Ask: “Could this data be misinterpreted? Could it be false? Is it independent of other sources?” If yes, re-verify.
Final Checklist: Are Your Data Ready?
Before moving to Fishbone or 5 Whys, confirm:
- Every evidence item has a source, timestamp, and owner.
- Data is cross-referenced across multiple sources.
- Interviews are recorded verbatim and verified.
- Logs and metrics are from the actual system, not summaries.
- Unverified data is flagged and excluded from analysis.
If your data doesn’t pass this checklist, pause. Go back. Do not proceed with analysis.
Frequently Asked Questions
How do I collect evidence for root cause analysis when no logs exist?
Start with observation and interviews. Ask: “What happened step by step?” “What did the operator see or feel?” “Was anything changed recently?” Use a timeline diagram to reconstruct events. Even without logs, documented observations and verified statements form valid evidence.
What if the data contradicts the team’s initial belief?
That’s expected—and good. Data should challenge assumptions. If the logs show a sensor failure, but the team thinks it was operator error, do not dismiss the data. Investigate the discrepancy. It may reveal a deeper process flaw in how alarms are reported.
Is it acceptable to use screenshots from a control panel as evidence?
Yes—but only if the screenshot includes a timestamp, location, and context.
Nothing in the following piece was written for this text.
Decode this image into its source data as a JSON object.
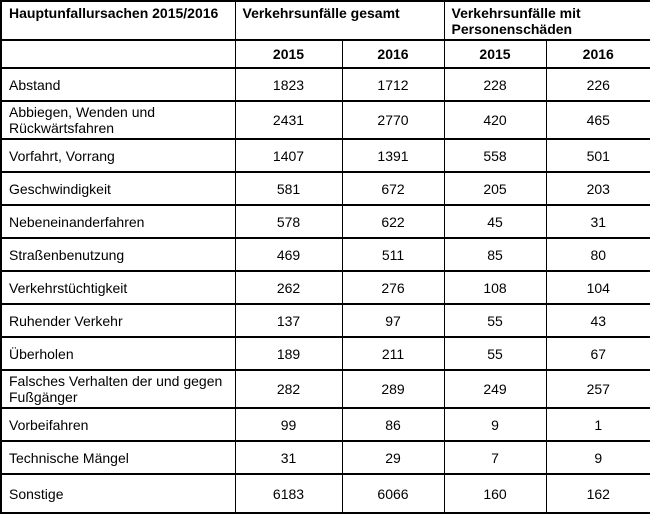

A raw image without metadata is not traceable. Always annotate with: “Screenshot taken during incident on 2024-04-05 at 14:30, showing alarm panel.”
How do I ensure data validation in RCA when working under pressure?
Build validation into your workflow. Assign a data verifier—someone not involved in the incident—to review all collected data. Use a checklist. For time-sensitive events, prioritize verifiable sources: logs, timestamps, photos. Never skip verification just for speed.
Can I use email or chat logs as evidence in RCA?
Yes, if they’re accurate and complete. Email chains, Slack messages, or ticketing systems can show decision points, approvals, and communication gaps. But verify the sender, time, and context. Avoid quoting messages out of context.
What’s the difference between data and evidence in RCA?
Data is raw information: numbers, timestamps, logs. Evidence is data that has been analyzed and contextualized. A temperature reading of 180°C is data. Saying “the overheating caused the shutdown” is evidence—because it links data to a cause. Always collect data first, then build evidence through analysis.